Product of 2-digit numbers

It's possible. To restate the goal, we want a cycle of digits $d_1 \to d_2 \to d_3 \to \ldots \to d_{31} \to d_1$, such that $$ (d_1 d_2) (d_2d_3) (d_3d_4) \ldots (d_{31} d_1) $$ is a perfect square. We can build this up by combining small cycles. First,

$$2 \to 7 \to 2$$

is a nice move, as it gives $27 \cdot 72$ -- dividing out squares, we have $3 \cdot 2 = 6$. We can also do the move $$ 2 \to 5 \to 2 $$ which is $25 \cdot 52$, or just $13$ remaining.
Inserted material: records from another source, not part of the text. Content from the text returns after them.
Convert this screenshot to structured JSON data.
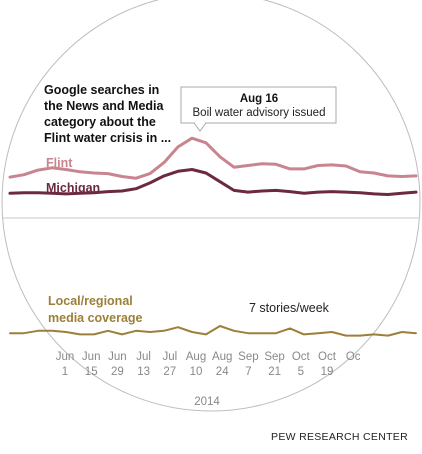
{
  "chart_data": {
    "type": "line",
    "title_lines": [
      "Google searches in",
      "the News and Media",
      "category about the",
      "Flint water crisis in ..."
    ],
    "x_tick_top": [
      "Jun",
      "Jun",
      "Jun",
      "Jul",
      "Jul",
      "Aug",
      "Aug",
      "Sep",
      "Sep",
      "Oct",
      "Oct",
      "Oc"
    ],
    "x_tick_bottom": [
      "1",
      "15",
      "29",
      "13",
      "27",
      "10",
      "24",
      "7",
      "21",
      "5",
      "19",
      ""
    ],
    "x_year_label": "2014",
    "series": [
      {
        "name": "Flint",
        "color": "#c9858f",
        "values": [
          4.3,
          4.7,
          5.5,
          5.9,
          5.6,
          5.2,
          5.0,
          4.9,
          4.4,
          4.1,
          4.9,
          6.8,
          9.5,
          11.0,
          10.2,
          7.8,
          6.0,
          6.3,
          6.6,
          6.5,
          5.7,
          5.7,
          6.3,
          6.4,
          6.2,
          5.2,
          5.0,
          4.5,
          4.4,
          4.5
        ]
      },
      {
        "name": "Michigan",
        "color": "#6b2a3e",
        "values": [
          1.5,
          1.6,
          1.6,
          1.5,
          1.4,
          1.5,
          1.6,
          1.8,
          1.9,
          2.3,
          3.3,
          4.5,
          5.3,
          5.6,
          5.0,
          3.5,
          2.0,
          1.7,
          1.9,
          2.0,
          1.8,
          1.5,
          1.7,
          1.8,
          1.7,
          1.6,
          1.4,
          1.3,
          1.5,
          1.7
        ]
      },
      {
        "name": "Local/regional\nmedia coverage",
        "color": "#9c7f38",
        "values": [
          0.4,
          0.4,
          0.6,
          0.6,
          0.5,
          0.3,
          0.3,
          0.6,
          0.3,
          0.6,
          0.5,
          0.6,
          0.9,
          0.5,
          0.3,
          1.0,
          0.6,
          0.4,
          0.4,
          0.4,
          0.8,
          0.3,
          0.4,
          0.5,
          0.2,
          0.2,
          0.3,
          0.2,
          0.5,
          0.4
        ]
      }
    ],
    "legend_labels": {
      "flint": "Flint",
      "michigan": "Michigan",
      "media_line1": "Local/regional",
      "media_line2": "media coverage"
    },
    "callout": {
      "date": "Aug 16",
      "text": "Boil water advisory issued"
    },
    "media_annotation": "7 stories/week",
    "media_peak": 7
  },
  "source": "PEW RESEARCH CENTER"
}
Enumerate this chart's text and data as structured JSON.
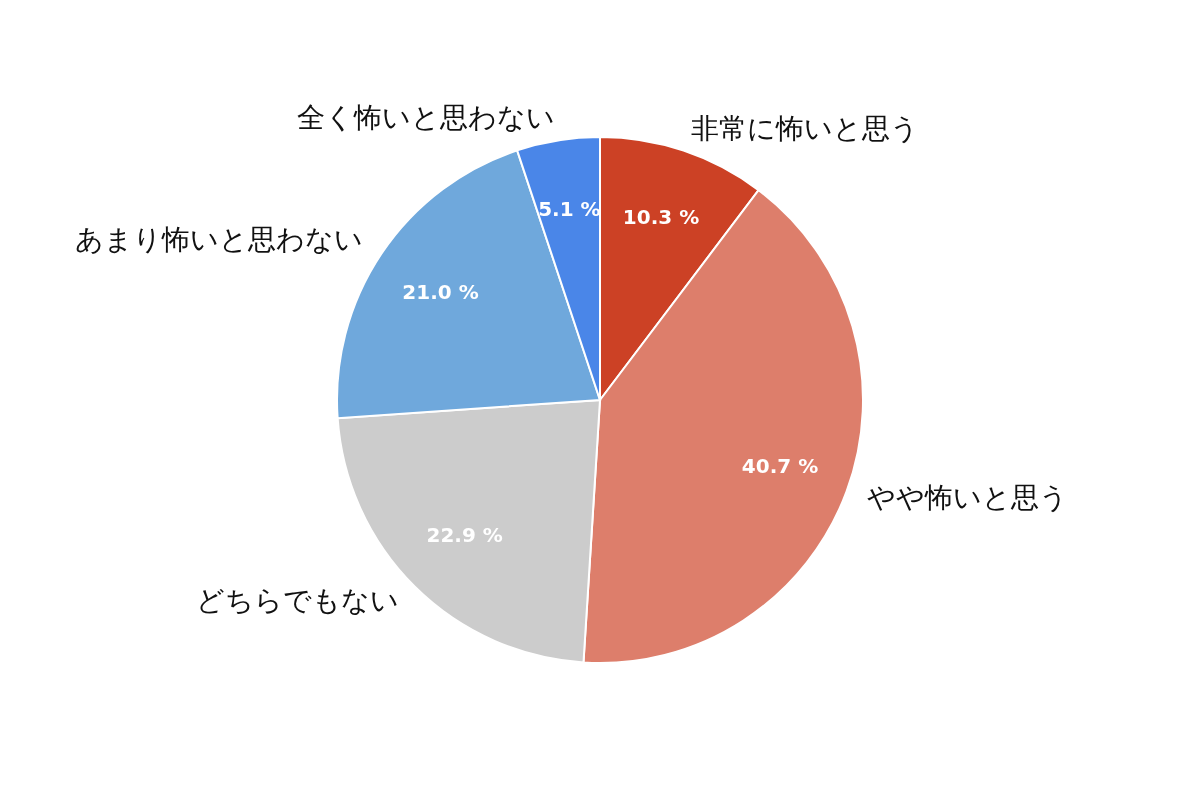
{
  "chart_data": {
    "type": "pie",
    "categories": [
      "非常に怖いと思う",
      "やや怖いと思う",
      "どちらでもない",
      "あまり怖いと思わない",
      "全く怖いと思わない"
    ],
    "values": [
      10.3,
      40.7,
      22.9,
      21.0,
      5.1
    ],
    "colors": [
      "#cc4125",
      "#dd7e6b",
      "#cccccc",
      "#6fa8dc",
      "#4a86e8"
    ],
    "value_labels": [
      "10.3 %",
      "40.7 %",
      "22.9 %",
      "21.0 %",
      "5.1 %"
    ]
  }
}
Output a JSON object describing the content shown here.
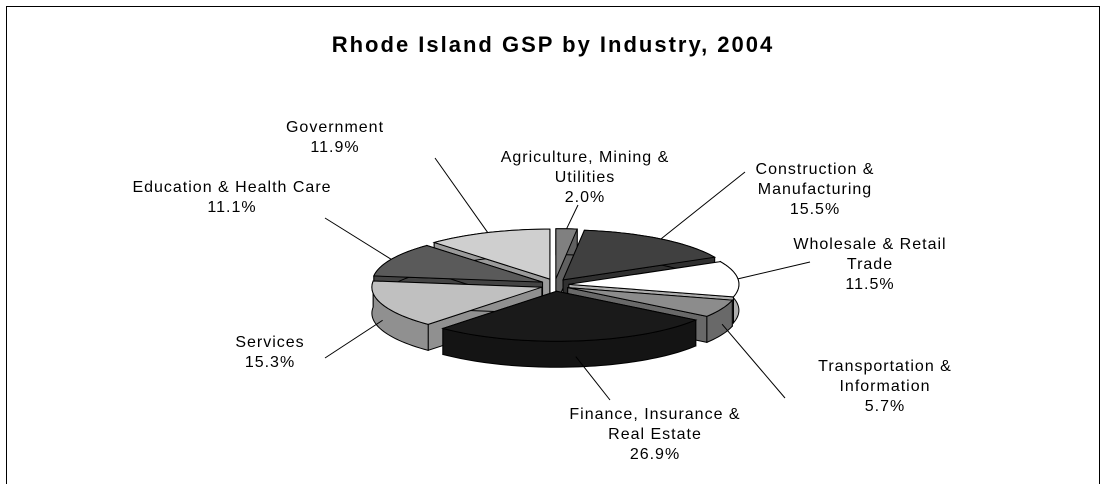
{
  "chart_data": {
    "type": "pie3d",
    "title": "Rhode Island GSP by Industry, 2004",
    "categories": [
      "Agriculture, Mining & Utilities",
      "Construction & Manufacturing",
      "Wholesale & Retail Trade",
      "Transportation & Information",
      "Finance, Insurance & Real Estate",
      "Services",
      "Education & Health Care",
      "Government"
    ],
    "values": [
      2.0,
      15.5,
      11.5,
      5.7,
      26.9,
      15.3,
      11.1,
      11.9
    ],
    "value_labels": [
      "2.0%",
      "15.5%",
      "11.5%",
      "5.7%",
      "26.9%",
      "15.3%",
      "11.1%",
      "11.9%"
    ],
    "colors": [
      "#808080",
      "#404040",
      "#ffffff",
      "#8c8c8c",
      "#1a1a1a",
      "#c0c0c0",
      "#5a5a5a",
      "#cfcfcf"
    ]
  }
}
And we also have $$ 2 \to 6 \to 9 \to 2 $$ which is $26 \cdot 69 \cdot 92$, or $2 \cdot 13 \cdot 3 \cdot 23 \cdot 23 \cdot 4$, or just $6 \cdot 13$. So all of these together give a perfect square cycle of total length $2 + 2 + 3 = 7$: $$ \underbrace{2 \to 7 \to 2 \to 5 \to 2 \to 6 \to 9 \to 2}_{\text{perfect square cycle}}. \tag{a} $$

But that's not good enough -- we need another way of getting a perfect square, because cycles of length $7$ can't add up to get total length $31$. So here's another cycle: $$ \underbrace{2 \to 4 \to 2 \to 1 \to 2}_{\text{perfect square cycle}}. \tag{b} $$ Just to verify this, we have $24 \cdot 42 \cdot 21 \cdot 12$, dividing out squares and factoring $6 \cdot (6 \cdot 7) \cdot (3 \cdot 7) \cdot 3$, so everything ends up squared. This time, the cycle has length $4$. (This was a bit more complicated than necessary. We could just have done $2 \to 5 \to 2 \to 5 \to 2$, or $2 \to d \to 2 \to d \to 2$ for any $d$, for that matter.)
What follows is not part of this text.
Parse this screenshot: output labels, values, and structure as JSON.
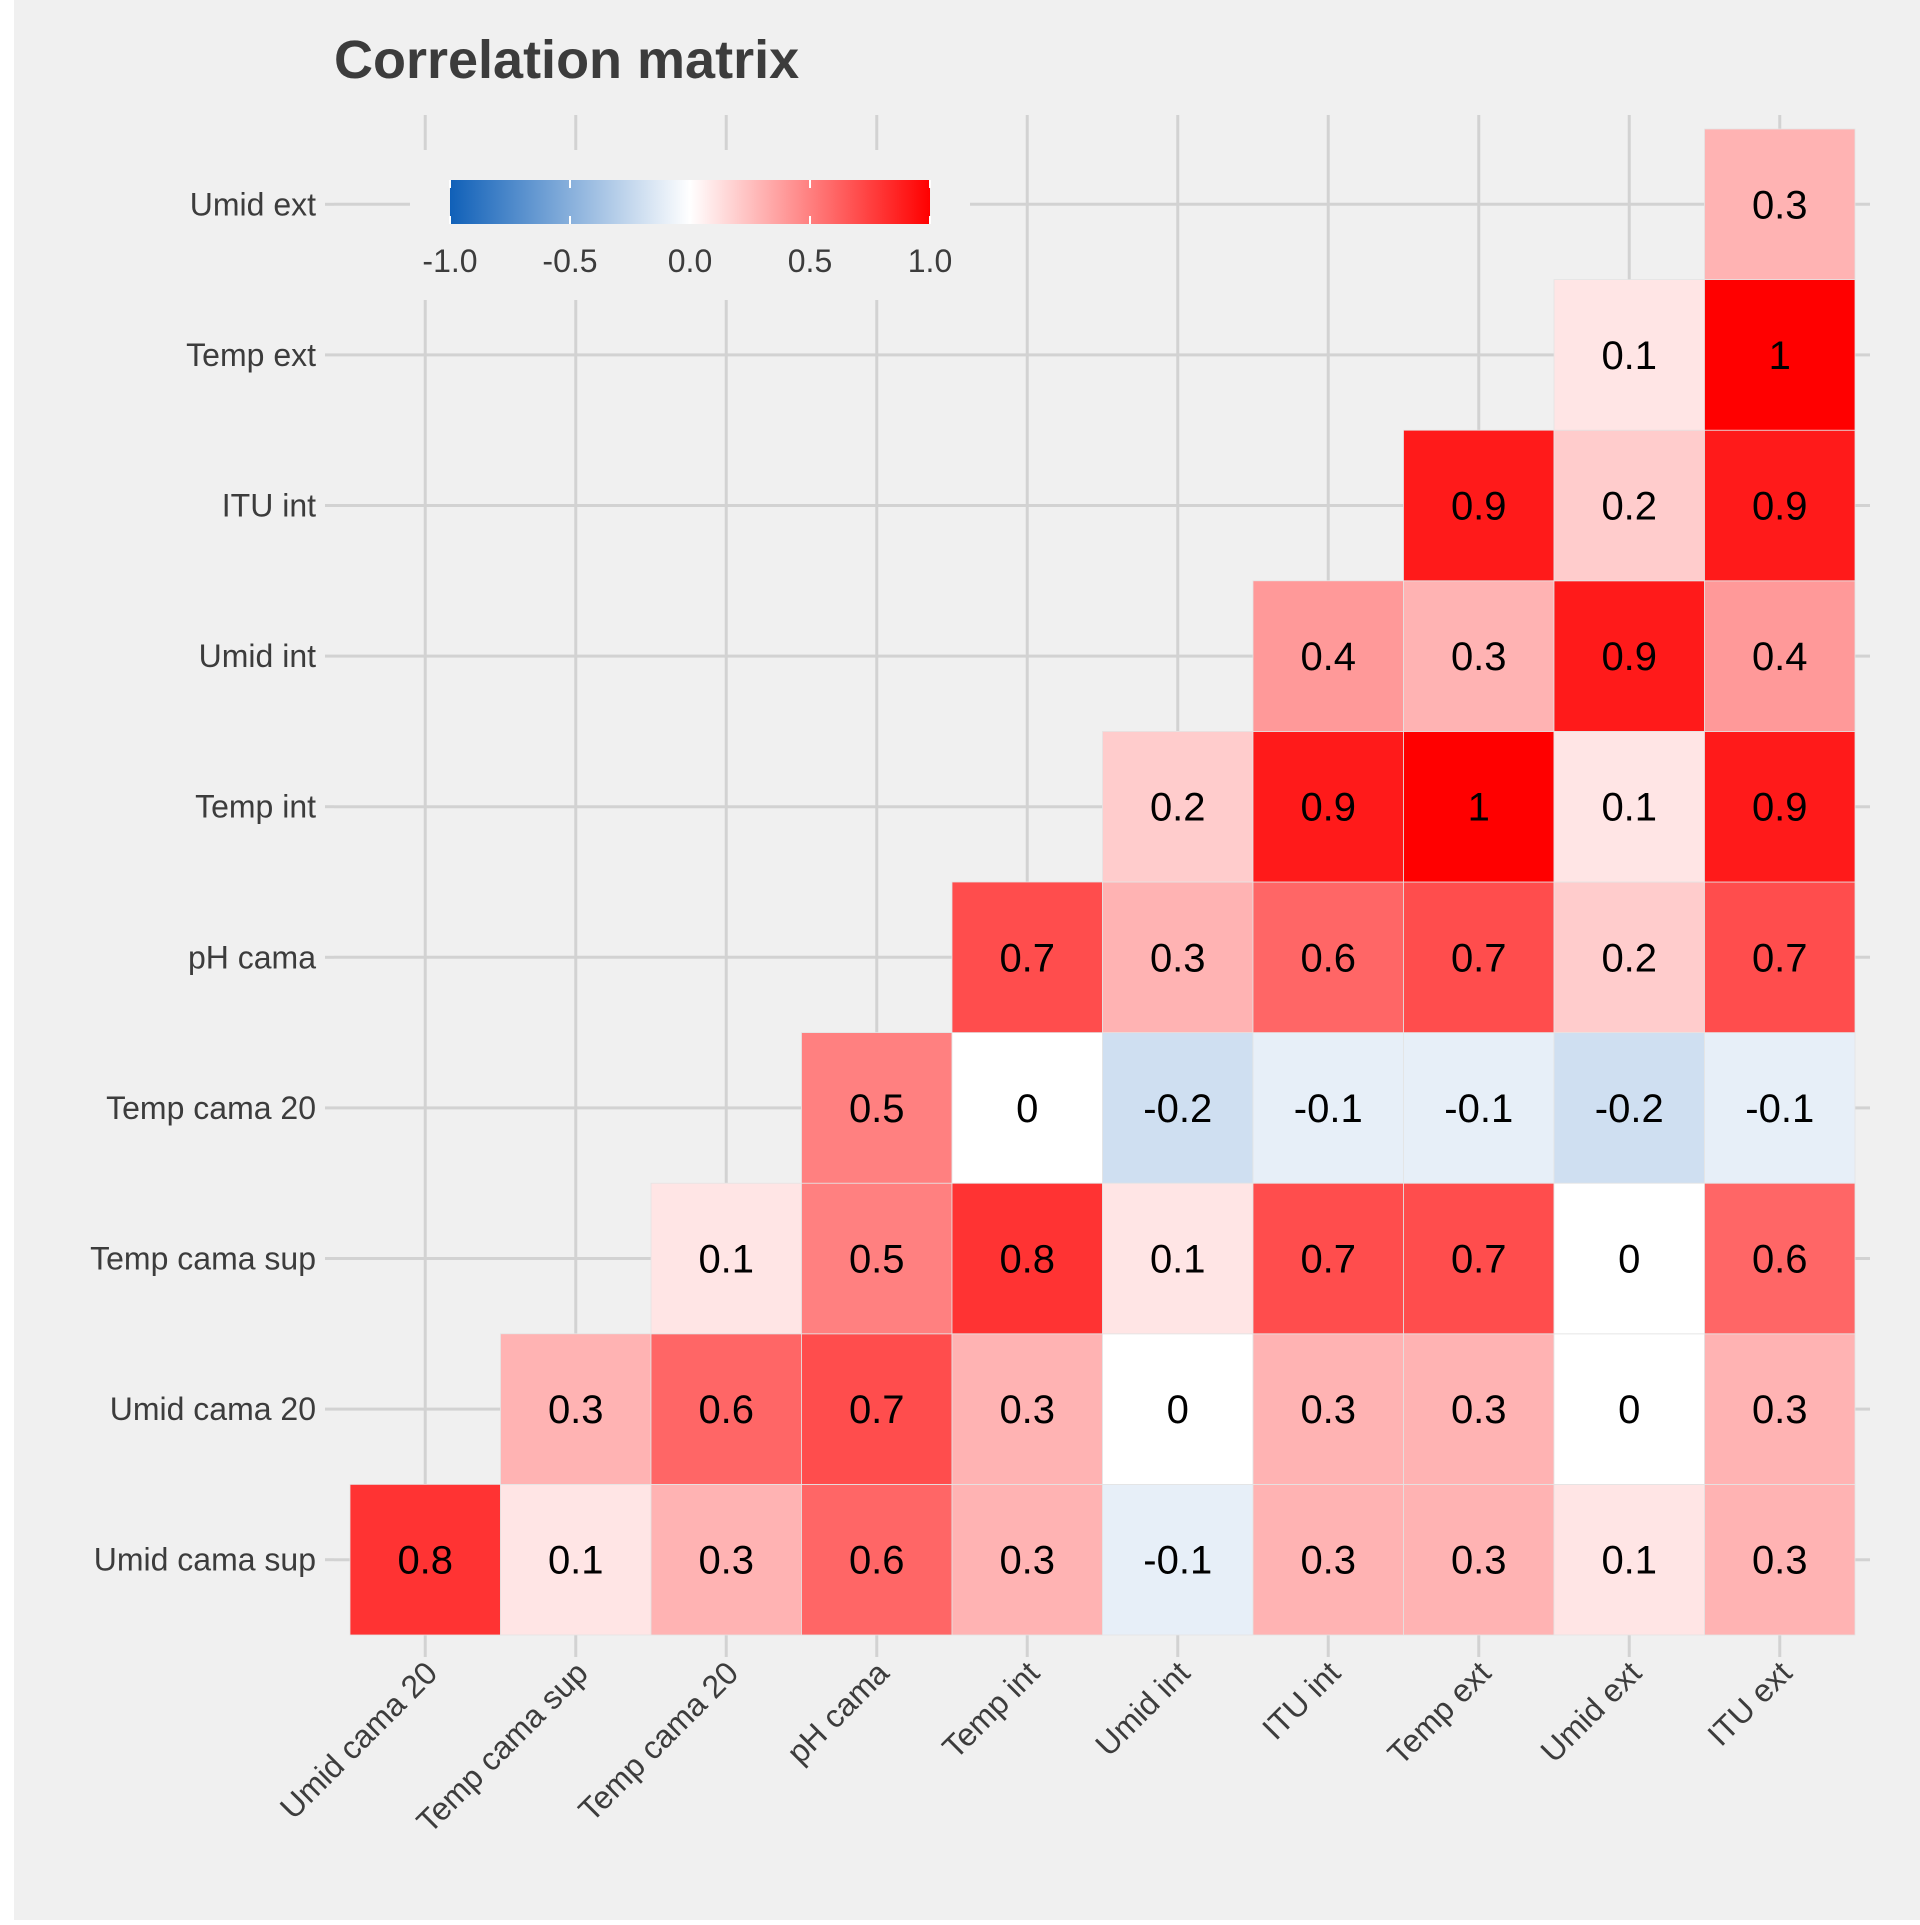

Then we are done: by starting from $2$ and traversing cycle (a) one and cycle (b) six times, the total length is $$ 7 + 4 + 4 + 4 + 4 + 4 + 4 = 31. $$

Some intuition (if you know graph theory)

The whole length $31$ cycle can be thought of as a cyclic path in the complete graph with $9$ vertices, where each vertex is a different digit. The path of length $31$ then decomposes into a bunch of cycles of small length ($\le 9$). The procedure to decompose into small cycles is as follows: for any cycle of length greater than $9$, it must repeat some vertex twice; therefore, it splits into two cycles from the repeated vertex.

So the goal is basically to find a bunch of small cycles whose total length is $31$, and which multiply to a perfect square. Hence, my approach was to start looking for small cycles and what they multiply to, and then try to get them to cancel out.